Já na Missa a que presidiu na capela da Casa de Santa Marta, no centenário da morte do futuro Santo, a 1 de dezembro de 2016, o Papa afirmou que Charles de Foucauld foi “um homem que venceu muitas resistências e deu um testemunho que fez bem à Igreja”. 

Por seu turno, Dom Paul Desfarges, Arcebispo de Argel, capital da Argélia, ao comentar a Encíclica, disse que o facto de o Papa ter escrito que se inspirou no Beato Charles de Foucauld para o seu documento é importante “porque a relação com o outro, intensa e plena” que o futuro Santo “viveu até o fim, é o que dá vida à fraternidade e faz a Igreja viver mais plenamente”.

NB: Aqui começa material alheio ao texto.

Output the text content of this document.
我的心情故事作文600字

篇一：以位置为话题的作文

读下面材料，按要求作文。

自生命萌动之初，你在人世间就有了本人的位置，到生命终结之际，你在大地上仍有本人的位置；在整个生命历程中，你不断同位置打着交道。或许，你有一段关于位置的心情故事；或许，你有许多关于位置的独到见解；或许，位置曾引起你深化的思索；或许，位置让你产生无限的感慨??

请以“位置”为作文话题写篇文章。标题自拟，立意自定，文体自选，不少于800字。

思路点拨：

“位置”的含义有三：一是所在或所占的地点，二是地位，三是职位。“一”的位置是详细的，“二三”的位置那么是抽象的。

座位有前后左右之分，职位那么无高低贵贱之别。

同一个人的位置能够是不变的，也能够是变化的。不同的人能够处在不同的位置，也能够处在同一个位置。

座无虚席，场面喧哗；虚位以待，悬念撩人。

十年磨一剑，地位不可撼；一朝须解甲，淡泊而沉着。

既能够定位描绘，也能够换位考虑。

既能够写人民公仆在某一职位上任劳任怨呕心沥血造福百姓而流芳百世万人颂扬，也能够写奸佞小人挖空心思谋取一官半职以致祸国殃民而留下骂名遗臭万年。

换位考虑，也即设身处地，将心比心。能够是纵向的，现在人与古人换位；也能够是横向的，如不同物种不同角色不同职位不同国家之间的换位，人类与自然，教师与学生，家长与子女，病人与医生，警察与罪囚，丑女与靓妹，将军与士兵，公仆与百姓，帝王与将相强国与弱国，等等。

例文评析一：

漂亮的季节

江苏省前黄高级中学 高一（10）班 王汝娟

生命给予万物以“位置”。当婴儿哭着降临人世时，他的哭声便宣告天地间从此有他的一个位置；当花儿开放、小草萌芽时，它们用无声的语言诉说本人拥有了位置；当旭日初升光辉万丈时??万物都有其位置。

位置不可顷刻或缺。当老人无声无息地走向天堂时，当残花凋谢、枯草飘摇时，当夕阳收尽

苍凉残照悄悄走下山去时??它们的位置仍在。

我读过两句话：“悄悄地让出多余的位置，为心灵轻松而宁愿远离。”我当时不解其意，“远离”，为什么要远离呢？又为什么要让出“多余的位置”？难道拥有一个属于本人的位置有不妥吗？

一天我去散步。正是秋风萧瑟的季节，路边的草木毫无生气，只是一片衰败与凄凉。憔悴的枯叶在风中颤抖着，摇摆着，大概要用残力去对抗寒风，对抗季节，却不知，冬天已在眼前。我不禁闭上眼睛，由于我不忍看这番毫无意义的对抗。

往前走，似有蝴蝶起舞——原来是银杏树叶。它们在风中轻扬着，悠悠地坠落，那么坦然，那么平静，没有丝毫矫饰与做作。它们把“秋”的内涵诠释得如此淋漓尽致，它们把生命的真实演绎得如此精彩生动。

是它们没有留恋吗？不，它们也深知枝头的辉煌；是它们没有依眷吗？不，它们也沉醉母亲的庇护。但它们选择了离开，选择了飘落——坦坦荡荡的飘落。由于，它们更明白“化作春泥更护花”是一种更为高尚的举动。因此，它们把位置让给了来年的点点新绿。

E o Cardeal Cristóbal López Romero, arcebispo de Rabat, Marrocos, ao comentar o anúncio do reconhecimento por parte do Papa Francisco de um milagre atribuído à intercessão do religioso francês falecido na Argélia, em 1916, assegurava, a 30 de maio de 2020, que a decisão do Papa Francisco de canonizar Charles de Foucauld canoniza, por assim dizer, o estilo de vida cristã da Igreja do Magrebe, cujo carisma tem as suas raízes no norte da África. A este respeito, o purpurado escreve, em carta aos fiéis:

É um grande estímulo para nossa ação pastoral, é a consagração de uma espiritualidade que apoiamos e promovemos”.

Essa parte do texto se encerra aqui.